If I thought my contractions were intense before my water broke, I was wrong! Contractions AFTER my water broke were unbearable. My husband says I sounded like a drug addict. I kept saying “I need that medicine! Give me my medicine NOW”. Hahah, I laugh now. Turns out everyone delivering that day wanted the epidural at the same time so I had to wait. I was admitted at 11am and didn’t get my epidural till 1:30pm. After the epidural, it was GREAT! I was in heaven. All I had to do was wait till I was dilated 10 centimeter and start pushing. I started pushing at 6pm and Mateo arrived at 7:37pm. It was beautiful. I cried! Mateo didn’t. They placed him on my chest and he didn’t cry. The nurses grabbed him right away and started patting his back. After about fifteen seconds, Mateo cried for the first time. It was the quietest cry I’ve heard. My mom said, “That’s it? That’s his cry? What’s wrong with his lungs”. Hahaha.
 Mateo weigh 7lbs, 13 oz && was 21 inches long. He couldn’t be more perfect. He’s everything I dreamt of. I love him more than words can describe. He’s such an awesome baby. He hardly cries. He wakes up twice at night. I feed him once and my husband feeds before he heads to work. My parents are so in love with him. He’s the first grandson and they can’t get enough of them.
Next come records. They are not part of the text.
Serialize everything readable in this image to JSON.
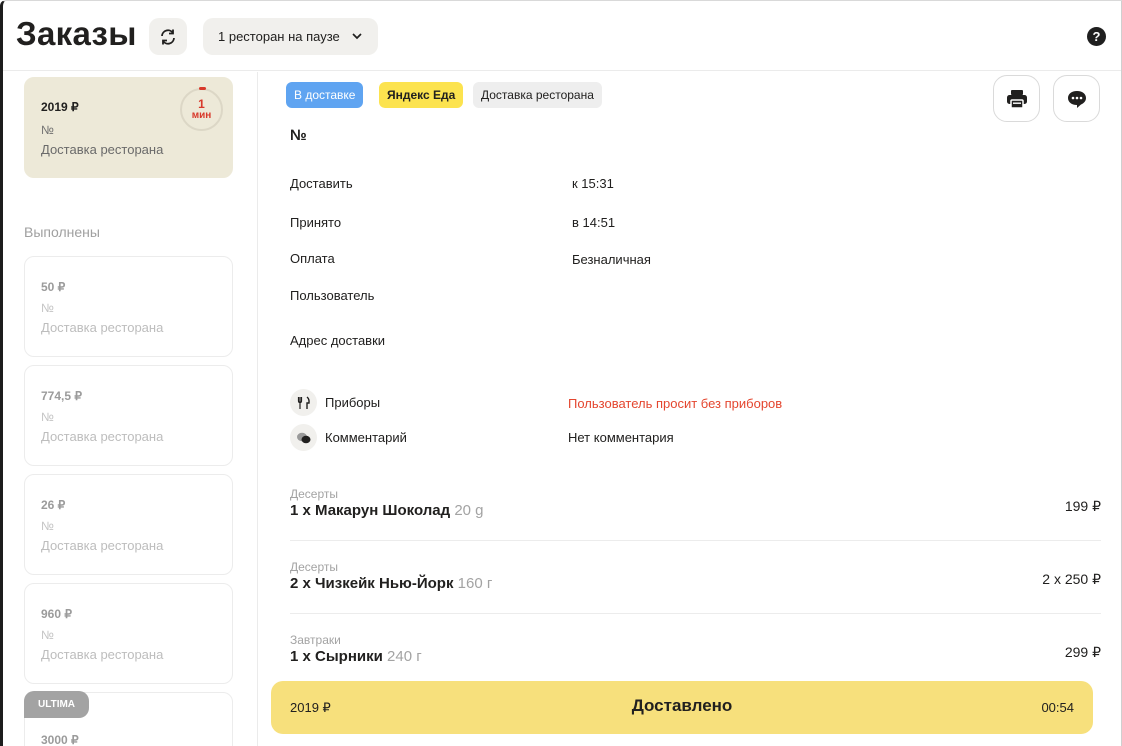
{
  "header": {
    "title": "Заказы",
    "pause_label": "1 ресторан на паузе",
    "icons": {
      "refresh": "refresh-icon",
      "chevron": "chevron-down-icon",
      "help": "help-icon"
    },
    "help_glyph": "?"
  },
  "sidebar": {
    "active_order": {
      "price": "2019 ₽",
      "number": "№",
      "type": "Доставка ресторана",
      "timer_value": "1",
      "timer_unit": "мин"
    },
    "done_section": "Выполнены",
    "done_orders": [
      {
        "price": "50 ₽",
        "number": "№",
        "type": "Доставка ресторана"
      },
      {
        "price": "774,5 ₽",
        "number": "№",
        "type": "Доставка ресторана"
      },
      {
        "price": "26 ₽",
        "number": "№",
        "type": "Доставка ресторана"
      },
      {
        "price": "960 ₽",
        "number": "№",
        "type": "Доставка ресторана"
      },
      {
        "price": "3000 ₽",
        "badge": "ULTIMA"
      }
    ]
  },
  "detail": {
    "badges": [
      "В доставке",
      "Яндекс Еда",
      "Доставка ресторана"
    ],
    "order_number": "№",
    "fields": [
      {
        "label": "Доставить",
        "value": "к 15:31"
      },
      {
        "label": "Принято",
        "value": "в 14:51"
      },
      {
        "label": "Оплата",
        "value": "Безналичная"
      },
      {
        "label": "Пользователь",
        "value": ""
      },
      {
        "label": "Адрес доставки",
        "value": ""
      }
    ],
    "cutlery": {
      "label": "Приборы",
      "value": "Пользователь просит без приборов"
    },
    "comment": {
      "label": "Комментарий",
      "value": "Нет комментария"
    },
    "items": [
      {
        "category": "Десерты",
        "name": "1 x Макарун Шоколад",
        "weight": "20 g",
        "price": "199 ₽"
      },
      {
        "category": "Десерты",
        "name": "2 x Чизкейк Нью-Йорк",
        "weight": "160 г",
        "price": "2 x 250 ₽"
      },
      {
        "category": "Завтраки",
        "name": "1 x Сырники",
        "weight": "240 г",
        "price": "299 ₽"
      }
    ],
    "footer": {
      "total": "2019 ₽",
      "status": "Доставлено",
      "time": "00:54"
    }
  },
  "colors": {
    "delivery_badge": "#5fa4f1",
    "yandex_badge": "#fce34f",
    "active_card": "#ede9d8",
    "footer_bar": "#f7e07c",
    "alert_red": "#e4462f",
    "timer_red": "#d8392b"
  }
}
It warms my heart when I see my dad holding him or asking about him when I call. Or when I see my little brothers taking pics of him and putting them as their wallpaper.  I’m so happy! And Tony, he’s THE BEST! He’s so good with him. He helps with everything. Which makes everything so much easier on me.  I knock on wood every time I say how good things are right now because I’m scared I’ll jinx it. I know things aren’t always gonna be this great but as of now, they are. I’m enjoying my new life so much. Even though Mateo only sleeps, eats and poops (haha) , he makes me smile. He makes the funniest faces! You’ll have to meet him to see it yourself. Btw, Mateo’s middle name isn’t Alexandro. We decided to name him like his daddy. Mateo Antonio. So, he’s our MAC baby! Mateo Antonio Cuevas =)
Yikes! I practically wrote a book, haha. I’ll try my best to blog more often. I want to blog about my weight loss journey and Mateo's photoshoot soon :)..i have so much on my plate right now. I start my internship tomorrow. I’m super excited! I really hope everything goes smoothly. It will also be the first time I leave Mateo with my mom longer than two hours. It breaks my heart to leave him but I know it will all be worth it. Graduation is only two months away. Yay! That’s my motivation. Graduation and our summer trip! Can’t wait! Anyways, goodnight!